Bear in mind, though, the concept of “constructive ownership.” Stock owned directly or indirectly by your family members and certain other related individuals or entities could be treated as owned by you. Your family members include your brothers and sisters, your spouse, ancestors, and lineal descendants. You can, for instance, gift stock to the spouse of your brother or sister.

Increase adjusted ordinary income or decrease PHC income

Since you are only subject to the PHC tax if at least 60 percent of the corporation’s adjusted ordinary gross income consists of PHC income, you should change the relationship between your operating income and your passive investment income.
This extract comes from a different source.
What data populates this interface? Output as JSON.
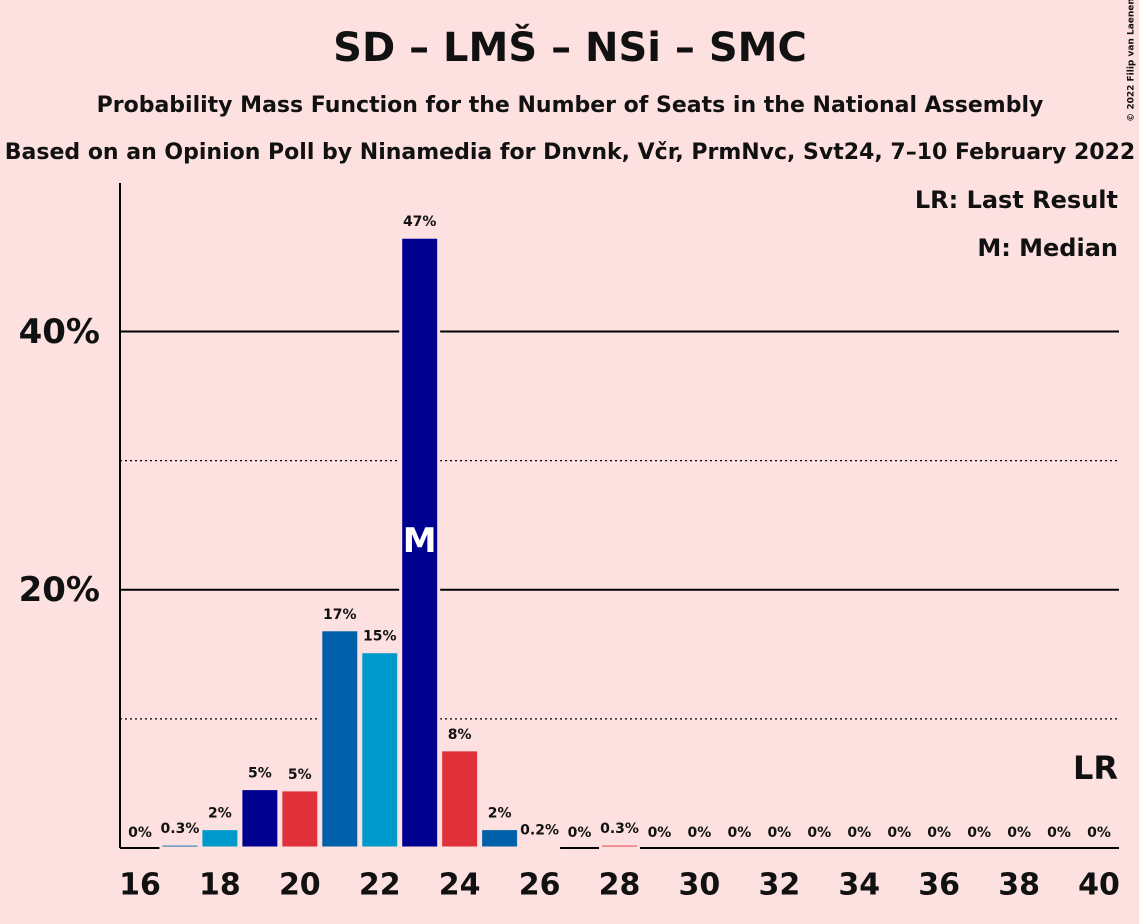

More specifically, you can take steps to increase your adjusted ordinary income or to decrease PHC income.

To increase adjusted ordinary income:

  • Accelerate sales and bill at year-end
  • Decrease cost of goods sold by deferral of purchases or other expenses at year-end
  • Invest in other business activities that result in additional gross receipts that are not PHC income

To decrease accumulated PHC income:

  • Cash in some securities and reinvest the funds in stocks that have growth potential but do not regularly pay dividends
  • Pay dividends to stockholders (dividends can even be paid 2½ months after year-end if you make a special election)
  • Limit your passive investments

Can converting from a C corporation to an S corporation help?

While the PHC tax is only imposed on C corporations, election of S status may not be an effective solution. An S corporation that has prior C corporation earnings and profits (E&P) and more than 25 percent of its gross receipts from PHC income sources is also exposed to a tax. A corporate level tax of 35 percent is levied on the excess net passive income.